When One Door Closes (on Boeing’s Problems), Another One Opens
How did an Alaska Airlines plane’s exit door blow off mid-flight? Loose bolts. Who’s to blame? That’ll be a contentious debate between aerospace manufacturer Boeing (NYSE:BA) and its supplier Spirit AeroSystems (NYSE:SPR) — which fell 8% and 11% yesterday, respectively.
Last Friday, a Boeing 737 MAX 9 was forced to return to the airport after a portion of its fuselage blew out minutes after departure. Shortly after, US regulators grounded 171 planes for further investigation.
Not their first rodeo: If this sounds familiar, that’s because the MAX 9 is related to the MAX 8, which was involved in two fatal crashes in 2018 and 2019 — and grounded the entire MAX fleet until it returned to service in Dec. 2020. But trust in the aerospace manufacturer has never been the same, and neither has its stock price.
- Boeing has struggled with “quality control problems” with third-party suppliers and production issues which have undermined Boeing’s reputation for safety.
- The company hoped to settle these troubles by hiring CEO Dave Calhoun in 2020, but problems with virtually every Boeing aircraft series have persisted.
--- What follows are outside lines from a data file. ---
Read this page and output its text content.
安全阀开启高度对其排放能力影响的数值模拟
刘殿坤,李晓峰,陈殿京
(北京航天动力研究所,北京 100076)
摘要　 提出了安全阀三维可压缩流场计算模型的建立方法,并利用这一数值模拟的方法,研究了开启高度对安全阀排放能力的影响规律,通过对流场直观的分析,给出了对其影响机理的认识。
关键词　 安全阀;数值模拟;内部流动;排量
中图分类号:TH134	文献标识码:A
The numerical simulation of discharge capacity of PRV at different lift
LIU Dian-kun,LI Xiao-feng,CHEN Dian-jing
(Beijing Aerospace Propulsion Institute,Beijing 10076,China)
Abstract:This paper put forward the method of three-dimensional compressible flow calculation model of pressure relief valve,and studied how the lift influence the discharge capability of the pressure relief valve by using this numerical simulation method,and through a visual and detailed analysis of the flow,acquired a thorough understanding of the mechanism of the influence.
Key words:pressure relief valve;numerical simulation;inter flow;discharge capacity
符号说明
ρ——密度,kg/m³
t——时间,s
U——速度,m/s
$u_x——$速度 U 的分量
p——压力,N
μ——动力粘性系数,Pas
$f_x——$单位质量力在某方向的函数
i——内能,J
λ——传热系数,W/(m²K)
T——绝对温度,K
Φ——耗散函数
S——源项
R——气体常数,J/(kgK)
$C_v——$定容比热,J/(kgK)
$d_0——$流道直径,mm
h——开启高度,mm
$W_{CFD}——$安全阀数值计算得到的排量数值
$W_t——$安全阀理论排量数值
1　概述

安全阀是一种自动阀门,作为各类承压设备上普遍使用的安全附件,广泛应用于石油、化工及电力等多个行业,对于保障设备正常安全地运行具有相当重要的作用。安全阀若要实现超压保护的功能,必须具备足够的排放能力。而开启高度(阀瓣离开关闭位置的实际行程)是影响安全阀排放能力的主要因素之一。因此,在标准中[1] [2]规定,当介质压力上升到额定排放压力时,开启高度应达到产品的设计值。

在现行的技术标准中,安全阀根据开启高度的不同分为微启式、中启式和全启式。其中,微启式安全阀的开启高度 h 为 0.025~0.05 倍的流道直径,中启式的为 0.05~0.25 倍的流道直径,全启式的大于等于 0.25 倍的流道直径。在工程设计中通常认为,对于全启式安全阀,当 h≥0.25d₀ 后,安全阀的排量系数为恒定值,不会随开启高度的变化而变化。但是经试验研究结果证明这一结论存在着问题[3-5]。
That’s interrupted production and weighed on deliveries of the MAX since its 2017 introduction — with Boeing having delivered just 1.4K MAX jets on over 5.9K orders outstanding as of Nov. 2023.
What does this mean for travelers and airlines?
Although the MAX 9 is the least popular of the MAX series aircraft, it plays a significant role in the fleets of by Alaska Air Group (NYSE:ALK) and United Airlines (NASDAQ:UAL), which were hoping to put several years of staffing shortages and flight delays behind them. But the sudden grounding threw those plans out the door.
- On Monday, Alaska and United canceled 20% and 8% of their total flights, respectively, while 13K flights scheduled on MAX 9 aircraft are at risk of being rescheduled or canceled.
- Copa Airlines and Aeromexico, two of the other airlines with the most MAX 9s, also faced temporary flight suspensions.
Flying in the next few days? There’s no reason to worry — unless you’re flying with United or Alaska. Both airlines have implemented flexible travel policies, allowing passengers to cancel or move flights, but if you want to brave the airport, make sure to watch your email for any last-minute changes.